Читаем Одиссея последнего романтика полностью

«Пароход тронулся… Скоро Петербург стал обращаться в страшную и безразличную массу строений… Помянуть мне его чем-нибудь хорошим в этот приезд было вовсе не за что — да и вообще, «как волка не корми, он все к лесу глядит»; та же история со всяким москвичом в отношении к Петербургу. Единственное впечатление, которое Петербург оставил во мне на этот раз, было вот какое.

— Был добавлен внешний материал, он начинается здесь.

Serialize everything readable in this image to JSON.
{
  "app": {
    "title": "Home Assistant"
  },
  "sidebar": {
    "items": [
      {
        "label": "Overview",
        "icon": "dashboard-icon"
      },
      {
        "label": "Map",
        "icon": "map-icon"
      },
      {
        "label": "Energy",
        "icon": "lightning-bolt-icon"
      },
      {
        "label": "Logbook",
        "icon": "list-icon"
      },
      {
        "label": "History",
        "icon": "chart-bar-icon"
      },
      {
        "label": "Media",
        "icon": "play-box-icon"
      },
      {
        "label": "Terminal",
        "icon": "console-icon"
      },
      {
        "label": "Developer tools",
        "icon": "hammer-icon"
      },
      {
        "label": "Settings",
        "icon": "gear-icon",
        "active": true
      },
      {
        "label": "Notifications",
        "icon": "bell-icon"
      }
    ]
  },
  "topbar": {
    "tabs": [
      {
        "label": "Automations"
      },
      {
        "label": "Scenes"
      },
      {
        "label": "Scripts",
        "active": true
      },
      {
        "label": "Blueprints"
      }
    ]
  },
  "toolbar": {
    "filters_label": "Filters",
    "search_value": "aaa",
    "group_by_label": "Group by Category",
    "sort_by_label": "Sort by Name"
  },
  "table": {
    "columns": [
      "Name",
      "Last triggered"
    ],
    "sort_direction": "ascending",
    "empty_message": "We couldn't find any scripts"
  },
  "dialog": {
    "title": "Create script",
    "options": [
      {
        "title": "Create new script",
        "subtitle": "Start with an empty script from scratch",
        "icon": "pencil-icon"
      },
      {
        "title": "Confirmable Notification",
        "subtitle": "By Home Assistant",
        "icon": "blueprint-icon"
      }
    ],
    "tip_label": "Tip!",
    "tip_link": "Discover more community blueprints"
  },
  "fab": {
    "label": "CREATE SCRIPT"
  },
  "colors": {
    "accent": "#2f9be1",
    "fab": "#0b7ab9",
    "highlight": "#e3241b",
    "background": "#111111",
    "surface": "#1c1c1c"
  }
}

Ездил я, не помню уже куда, право: в Виллу Боргезе или к Излеру, — дело в том, что как в Вилле Боргезе, так и у Излера равно скучно и что в оба эти места печальных удовольствий ездят на пароходах… Итак, возвращался с которого-то из них: ночь была хоть и убийственно холодная (в июле!), даже морозная, больным глазам моим хоть и страшно вреден был дым пароходного топлива, который ветром относило прямо в мою сторону, — полусвет (demi-monde) петербургский, который в последнее время сделался для литературы журнальной столь важен, что — поверить ей, так он есть уже существенная, а не наносная язва нашей общественной жизни, — полусвет, я говорю, и на гулянье и на пароходе действительно один метался в глаза… Все, одним словом, способно было породить желчную хандру, если она еще не родилась в душе, и значительно развить ее, уже родившуюся… А все-таки холодная ночь была прекрасна, и прекрасны были острова по Неве, и величава была сама Нева… Не знаю, что говорил полусвет, потому что я ушел от него на маленькую верхнюю палубу маленького парохода, но знаю, что сидевшие со мною весьма солидные господа рассуждали о производствах и повышениях, — разговор, может быть, и весьма назидательный, но мало соответствовавший фантастически-странной морозной июльской ночи… Мне думалось: как бы, кажется, не повеселиться людям от души, как иногда веселятся еще у нас в Москве, не повеселиться, пожалуй, хоть с загулом…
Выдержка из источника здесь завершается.